Six years later, however, she did quit smoking, but only because she came down with a lot of infections after a quadruple by-pass and spent some time in a coma.
“You get to miss the withdrawals when you’re in a coma,” she said.
It still took a while for her to get the message, however, that she needed to take better care of her health.
Even a series of eight surgeries in one year forced her to take disability from her job as an investigator for Children’s Services didn’t do it.
“It’s ridiculous how many times I was in and out of the hospital,” she said. “A lot of it was caused by the diabetes.
“It affects everything, can give you gum disease and problems with the thyroid,” she said. “I didn’t understand it, but kept asking why all this stuff was happening.”
Finally, four years ago, when three of her prescriptions started interacting with each other, she started to come around. But not quite.
“I had to call my mom because I couldn’t stand up,” she said. “My kidneys were shutting down because the reaction to the medicine was causing some of my muscles to fail. Next would have been my heart.”
Even though she was told that her kidneys were only functioning at about 40 percent, “I just went on living my life, taking care of everyone else but me.”

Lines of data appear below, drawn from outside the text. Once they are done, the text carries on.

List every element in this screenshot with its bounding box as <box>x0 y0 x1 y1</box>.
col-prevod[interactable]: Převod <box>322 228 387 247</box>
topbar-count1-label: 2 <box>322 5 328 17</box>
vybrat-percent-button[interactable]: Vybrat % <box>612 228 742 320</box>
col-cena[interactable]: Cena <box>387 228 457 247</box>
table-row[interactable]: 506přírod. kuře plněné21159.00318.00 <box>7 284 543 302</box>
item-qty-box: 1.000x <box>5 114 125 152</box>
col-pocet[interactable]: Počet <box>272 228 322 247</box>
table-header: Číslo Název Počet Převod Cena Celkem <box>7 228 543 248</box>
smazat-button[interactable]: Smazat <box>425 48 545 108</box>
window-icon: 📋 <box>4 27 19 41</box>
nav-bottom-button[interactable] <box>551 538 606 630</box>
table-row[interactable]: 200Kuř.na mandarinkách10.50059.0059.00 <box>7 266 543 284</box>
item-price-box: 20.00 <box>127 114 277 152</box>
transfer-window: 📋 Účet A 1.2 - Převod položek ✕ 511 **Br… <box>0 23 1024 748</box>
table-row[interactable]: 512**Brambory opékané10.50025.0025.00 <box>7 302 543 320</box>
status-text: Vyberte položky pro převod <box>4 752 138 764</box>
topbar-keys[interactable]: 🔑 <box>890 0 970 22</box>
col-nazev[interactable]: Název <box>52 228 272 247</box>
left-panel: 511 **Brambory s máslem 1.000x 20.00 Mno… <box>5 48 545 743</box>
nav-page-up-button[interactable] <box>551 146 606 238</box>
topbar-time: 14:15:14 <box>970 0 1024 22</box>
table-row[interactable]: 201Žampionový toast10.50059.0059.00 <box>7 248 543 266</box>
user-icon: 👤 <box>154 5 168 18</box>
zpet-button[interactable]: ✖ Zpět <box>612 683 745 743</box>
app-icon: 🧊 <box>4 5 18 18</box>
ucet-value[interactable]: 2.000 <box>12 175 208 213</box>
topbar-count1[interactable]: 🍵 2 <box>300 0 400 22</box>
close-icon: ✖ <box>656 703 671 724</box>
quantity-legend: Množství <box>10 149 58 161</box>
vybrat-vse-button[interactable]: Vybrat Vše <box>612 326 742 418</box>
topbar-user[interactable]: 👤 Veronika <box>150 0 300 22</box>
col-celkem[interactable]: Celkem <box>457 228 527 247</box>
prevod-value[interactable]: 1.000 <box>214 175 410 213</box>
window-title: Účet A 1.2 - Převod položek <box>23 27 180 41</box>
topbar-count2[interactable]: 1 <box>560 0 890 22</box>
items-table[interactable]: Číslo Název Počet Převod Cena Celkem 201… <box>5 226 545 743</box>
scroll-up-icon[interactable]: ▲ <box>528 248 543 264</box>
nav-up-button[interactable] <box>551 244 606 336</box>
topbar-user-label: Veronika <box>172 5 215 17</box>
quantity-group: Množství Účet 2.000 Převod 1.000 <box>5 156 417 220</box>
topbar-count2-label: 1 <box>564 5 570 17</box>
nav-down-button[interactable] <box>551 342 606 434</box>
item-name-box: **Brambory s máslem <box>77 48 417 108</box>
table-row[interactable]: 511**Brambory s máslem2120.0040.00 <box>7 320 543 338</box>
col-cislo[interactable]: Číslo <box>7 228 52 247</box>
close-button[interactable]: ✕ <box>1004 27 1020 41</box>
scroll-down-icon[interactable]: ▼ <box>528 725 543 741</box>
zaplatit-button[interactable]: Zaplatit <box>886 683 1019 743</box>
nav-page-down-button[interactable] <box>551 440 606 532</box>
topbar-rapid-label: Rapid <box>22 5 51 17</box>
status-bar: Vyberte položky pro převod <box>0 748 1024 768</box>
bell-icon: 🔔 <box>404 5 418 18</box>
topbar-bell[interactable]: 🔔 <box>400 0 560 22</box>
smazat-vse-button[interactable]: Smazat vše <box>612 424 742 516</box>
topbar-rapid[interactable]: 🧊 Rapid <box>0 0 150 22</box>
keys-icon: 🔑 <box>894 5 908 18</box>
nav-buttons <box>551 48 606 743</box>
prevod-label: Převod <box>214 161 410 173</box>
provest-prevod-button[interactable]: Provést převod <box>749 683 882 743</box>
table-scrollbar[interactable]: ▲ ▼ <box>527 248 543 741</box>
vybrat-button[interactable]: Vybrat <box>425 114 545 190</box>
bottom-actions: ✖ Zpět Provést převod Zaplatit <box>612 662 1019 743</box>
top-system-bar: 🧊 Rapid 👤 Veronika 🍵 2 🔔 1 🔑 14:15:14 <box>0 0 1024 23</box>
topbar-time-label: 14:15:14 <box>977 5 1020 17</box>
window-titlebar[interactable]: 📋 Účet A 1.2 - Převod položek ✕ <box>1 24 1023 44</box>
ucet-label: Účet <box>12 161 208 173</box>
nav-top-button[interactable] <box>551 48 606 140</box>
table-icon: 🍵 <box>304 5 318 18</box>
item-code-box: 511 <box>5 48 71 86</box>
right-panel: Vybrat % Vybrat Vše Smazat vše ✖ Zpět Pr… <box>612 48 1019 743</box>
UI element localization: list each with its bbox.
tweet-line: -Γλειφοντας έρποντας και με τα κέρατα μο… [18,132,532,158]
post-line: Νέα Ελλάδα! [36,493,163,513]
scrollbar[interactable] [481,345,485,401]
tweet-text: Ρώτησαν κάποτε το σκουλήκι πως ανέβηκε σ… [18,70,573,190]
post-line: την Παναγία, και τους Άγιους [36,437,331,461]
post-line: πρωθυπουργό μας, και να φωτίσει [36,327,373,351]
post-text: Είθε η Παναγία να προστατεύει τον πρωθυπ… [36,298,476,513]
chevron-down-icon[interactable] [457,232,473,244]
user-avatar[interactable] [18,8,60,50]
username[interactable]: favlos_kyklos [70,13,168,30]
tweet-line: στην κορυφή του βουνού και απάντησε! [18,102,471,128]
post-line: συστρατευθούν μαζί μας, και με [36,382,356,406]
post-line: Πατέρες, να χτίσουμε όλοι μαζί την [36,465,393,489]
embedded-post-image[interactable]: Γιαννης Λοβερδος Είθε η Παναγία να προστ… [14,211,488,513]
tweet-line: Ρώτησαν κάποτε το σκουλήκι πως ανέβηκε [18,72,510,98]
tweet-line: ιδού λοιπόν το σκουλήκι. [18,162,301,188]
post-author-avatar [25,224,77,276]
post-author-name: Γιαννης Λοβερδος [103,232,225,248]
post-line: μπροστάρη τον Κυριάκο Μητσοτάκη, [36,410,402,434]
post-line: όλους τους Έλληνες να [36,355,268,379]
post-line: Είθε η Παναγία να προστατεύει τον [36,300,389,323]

Owens kept going to the doctor, who told her in November that her kidneys were at 28 percent. Two months later at 18 percent.
“They started talking about dialysis and put me on a transplant list,” she said, and so she started going to see a transplant surgeon and by this time was taking 12 different medications.
“I’m terrified now,” she said, “but I needed it. I started putting the focus on me.”
She wanted to join a gym, but couldn’t afford it. Then she saw where Partners in Prime was making their gym available for $30 a year, something she could afford.
She joined in May, but it took her a couple of months to find the groove, which came when she discovered the Tai Chi for Diabetes class, taught by Wellness Coordinator Julie McCarthy.
Owens stopped making excuses, stopped letting other people get in the way, she said, and scheduled work-outs five days a week and tai chi twice a week. And started doing tai chi at home when she felt stress coming on, which in the past would have just made her eat more.
McCarthy said that the Tai Chi for Diabetes is one of several programs created by Australian doctor Paul Lam.
“It promotes circulation, especially to the pancreas and spleen,” she said.
“It’s not just ‘cloud hands,’ but feeling the energy moving through you and feeling the blood flow through the body,” Owens said.
McCarthy said that she didn’t know anything about Owens’ health situation, but saw how quickly she picked up on it and started giving her additional videos to work on at home.
Within a few months, the exercise — along with a more moderate diet and cutting out a lot of processed foods that helped her drop 25 pounds — made enough of a difference that her kidney functions improved enough that they took Owens off of the transplant list and the threat of dialysis is no longer looming large.
“My doctor said it was rare to rebound like this,” she said. “I attribute it all to tai chi and working out, and finally getting hammered in the head hard enough to know that if I don’t take care of myself, no one else is going to do it.”